Warren pushes feds to ease restrictions on marijuana research
Sen. Elizabeth Warren (D-Mass.) wants to make it easier for government-paid researchers to study marijuana – and not just its negative side effects.
Eight Democratic senators, led by Warren, are urging federal health and drug officials to address the “data shortfall” on potential health benefits of medical marijuana by making it easier for researchers to study the drug.
Medical use of marijuana is now legal in 23 states, though it is difficult to study because it remains one of the country’s most tightly controlled substances.
{mosads}“It is important that we make a concerted effort to understand how this drug works and how it can best serve patients through appropriate methods of use and doses, like any other prescribed medicine,” they wrote in a letter to government officials.
The letter was sent to the heads of the Department of Health and Human Services (HHS), the Drug Enforcement Administration (DEA), and the Office of National Drug Control Policy – all of which have control over marijuana-related rules.
While the government does not prohibit research on marijuana, it is classified as a high-risk drug because of its potential for abuse and addiction.
Some medical benefits of “isolated components of the marijuana plant” have been recognized by the Food and Drug Administration. Still, marijuana is considered a “schedule 1 drug” under federal rules – a classification that also includes heroin and ecstasy.
Researchers must go through multiple layers of approval to use the drug. Under current regulations, medical marijuana can only be grown at the University of Mississippi, which partners with the only organization permitted by the government to do so, the National Institute on Drug Abuse (NIDA).
Pointing to the growing number of users nationwide, the senators said the government agencies “have both an opportunity and a responsibility” to ensure adequate research.

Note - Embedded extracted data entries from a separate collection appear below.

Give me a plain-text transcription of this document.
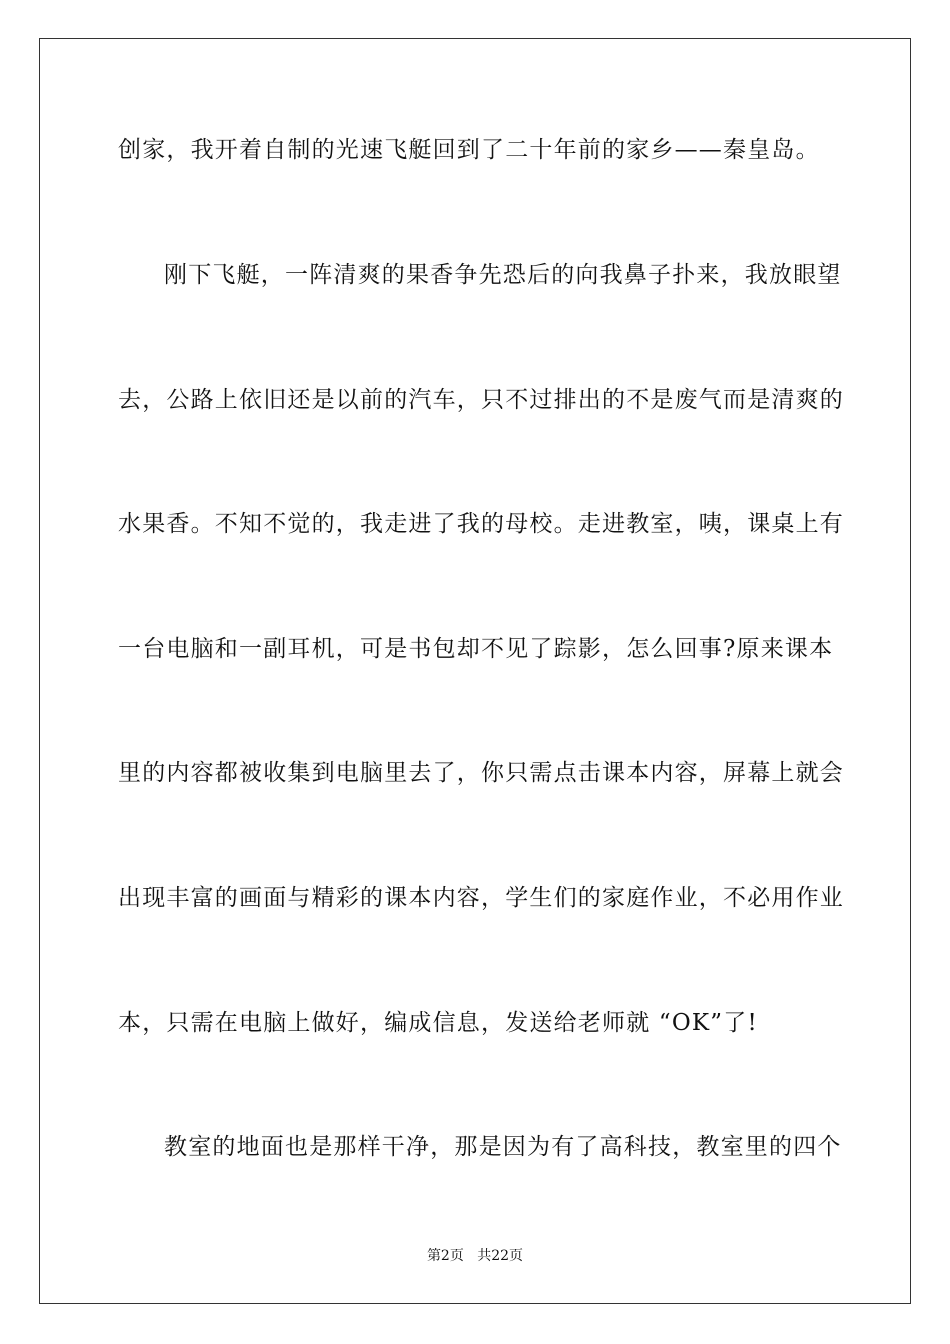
创家，我开着自制的光速飞艇回到了二十年前的家乡——秦皇岛。
刚下飞艇，一阵清爽的果香争先恐后的向我鼻子扑来，我放眼望
去，公路上依旧还是以前的汽车，只不过排出的不是废气而是清爽的
水果香。不知不觉的，我走进了我的母校。走进教室，咦，课桌上有
一台电脑和一副耳机，可是书包却不见了踪影，怎么回事?原来课本
里的内容都被收集到电脑里去了，你只需点击课本内容，屏幕上就会
出现丰富的画面与精彩的课本内容，学生们的家庭作业，不必用作业
本，只需在电脑上做好，编成信息，发送给老师就 “OK”了!
教室的地面也是那样干净，那是因为有了高科技，教室里的四个
第2页 共22页
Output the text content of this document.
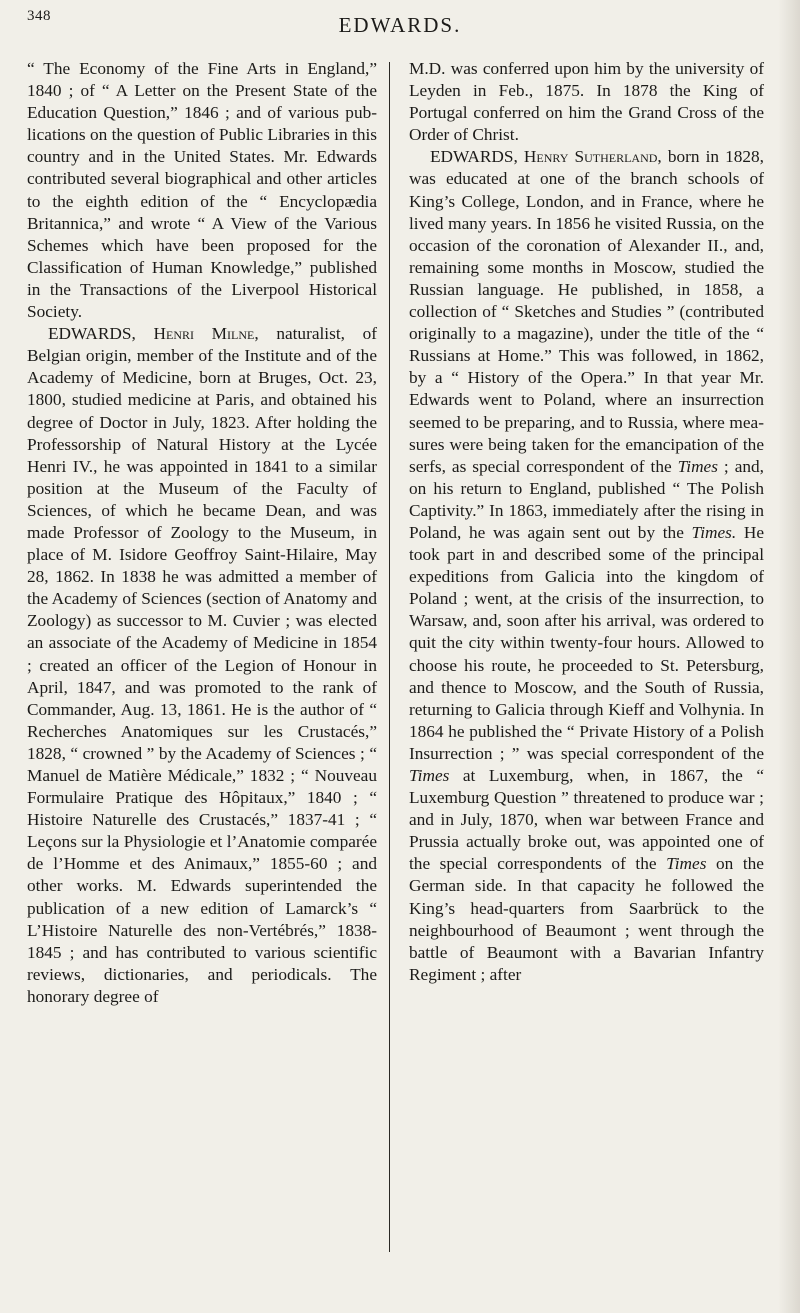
348	EDWARDS.

“ The Economy of the Fine Arts in England,” 1840 ; of “ A Letter on the Present State of the Education Question,” 1846 ; and of various publications on the question of Public Libraries in this country and in the United States. Mr. Edwards contributed several biographical and other articles to the eighth edition of the “ Encyclopædia Britannica,” and wrote “ A View of the Various Schemes which have been proposed for the Classification of Human Knowledge,” published in the Transactions of the Liverpool Historical Society.

EDWARDS, Henri Milne, naturalist, of Belgian origin, member of the Institute and of the Academy of Medicine, born at Bruges, Oct. 23, 1800, studied medicine at Paris, and obtained his degree of Doctor in July, 1823. After holding the Professorship of Natural History at the Lycée Henri IV., he was appointed in 1841 to a similar position at the Museum of the Faculty of Sciences, of which he became Dean, and was made Professor of Zoology to the Museum, in place of M. Isidore Geoffroy Saint-Hilaire, May 28, 1862. In 1838 he was admitted a member of the Academy of Sciences (section of Anatomy and Zoology) as successor to M. Cuvier ; was elected an associate of the Academy of Medicine in 1854 ; created an officer of the Legion of Honour in April, 1847, and was promoted to the rank of Commander, Aug. 13, 1861. He is the author of “ Recherches Anatomiques sur les Crustacés,” 1828, “ crowned ” by the Academy of Sciences ; “ Manuel de Matière Médicale,” 1832 ; “ Nouveau Formulaire Pratique des Hôpitaux,” 1840 ; “ Histoire Naturelle des Crustacés,” 1837-41 ; “ Leçons sur la Physiologie et l’Anatomie comparée de l’Homme et des Animaux,” 1855-60 ; and other works. M. Edwards superintended the publication of a new edition of Lamarck’s “ L’Histoire Naturelle des non-Vertébrés,” 1838-1845 ; and has contributed to various scientific reviews, dictionaries, and periodicals. The honorary degree of

M.D. was conferred upon him by the university of Leyden in Feb., 1875. In 1878 the King of Portugal conferred on him the Grand Cross of the Order of Christ.

EDWARDS, Henry Sutherland, born in 1828, was educated at one of the branch schools of King’s College, London, and in France, where he lived many years. In 1856 he visited Russia, on the occasion of the coronation of Alexander II., and, remaining some months in Moscow, studied the Russian language. He published, in 1858, a collection of “ Sketches and Studies ” (contributed originally to a magazine), under the title of the “ Russians at Home.” This was followed, in 1862, by a “ History of the Opera.” In that year Mr. Edwards went to Poland, where an insurrection seemed to be preparing, and to Russia, where measures were being taken for the emancipation of the serfs, as special correspondent of the Times ; and, on his return to England, published “ The Polish Captivity.” In 1863, immediately after the rising in Poland, he was again sent out by the Times. He took part in and described some of the principal expeditions from Galicia into the kingdom of Poland ; went, at the crisis of the insurrection, to Warsaw, and, soon after his arrival, was ordered to quit the city within twenty-four hours. Allowed to choose his route, he proceeded to St. Petersburg, and thence to Moscow, and the South of Russia, returning to Galicia through Kieff and Volhynia. In 1864 he published the “ Private History of a Polish Insurrection ; ” was special correspondent of the Times at Luxemburg, when, in 1867, the “ Luxemburg Question ” threatened to produce war ; and in July, 1870, when war between France and Prussia actually broke out, was appointed one of the special correspondents of the Times on the German side. In that capacity he followed the King’s head-quarters from Saarbrück to the neighbourhood of Beaumont ; went through the battle of Beaumont with a Bavarian Infantry Regiment ; after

The senators asked about the timeline for reconsidering marijuana’s status as a schedule 1 drug, and about efforts to help other groups besides NIDA acquire permits to grow the drug for research purposes.

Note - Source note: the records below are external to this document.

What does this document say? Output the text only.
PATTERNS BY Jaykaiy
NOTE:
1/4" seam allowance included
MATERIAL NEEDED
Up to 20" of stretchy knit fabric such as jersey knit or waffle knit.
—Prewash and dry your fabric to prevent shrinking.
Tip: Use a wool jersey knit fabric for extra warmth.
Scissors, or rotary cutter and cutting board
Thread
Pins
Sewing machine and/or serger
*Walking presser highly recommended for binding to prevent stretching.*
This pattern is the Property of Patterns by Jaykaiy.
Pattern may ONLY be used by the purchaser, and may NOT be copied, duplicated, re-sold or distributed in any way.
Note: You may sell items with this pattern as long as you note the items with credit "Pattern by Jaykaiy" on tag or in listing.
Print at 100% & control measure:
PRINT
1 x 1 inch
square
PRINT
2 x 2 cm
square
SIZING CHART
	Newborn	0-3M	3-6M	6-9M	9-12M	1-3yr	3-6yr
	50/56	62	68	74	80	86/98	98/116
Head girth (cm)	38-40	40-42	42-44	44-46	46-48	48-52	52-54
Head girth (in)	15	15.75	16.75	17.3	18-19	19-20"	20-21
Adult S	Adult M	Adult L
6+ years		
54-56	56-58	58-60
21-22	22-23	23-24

The letter comes less than a week after several House lawmakers tried to attach a medical marijuana research amendment to a 350-page drug development bill, 21st Century Cures. The amendment was cosponsored by one of the House’s biggest marijuana foes, Rep. Andy Harris (R-Md.) and Rep. Earl Blumenauer (D-Ore.), one of its biggest proponents of legalization.
The amendment was not added to the final legislation, which cleared the House on Friday.
Warren first said she supports medical marijuana in fall 2012, shortly after her father died of cancer.
“If there’s something a physician can prescribe that can help someone who’s suffering, I’m in favor of that,” she told Boston’s WTKK-FM. “It should be like any other prescription drug. That there’s careful control over it.”
The letter was also signed by Sens. Barbara Mikulski (D-Md.), Barbara Boxer (D-Calif.), Ron Wyden (D-Ore.), Jeff Merkley (D-Ore.), Kirsten Gillibrand (D-N.Y.), Edward J. Markey (D-Mass.), and Cory Booker (D-N.J.) – all of whom have introduced or cosponsored previous marijuana legislation.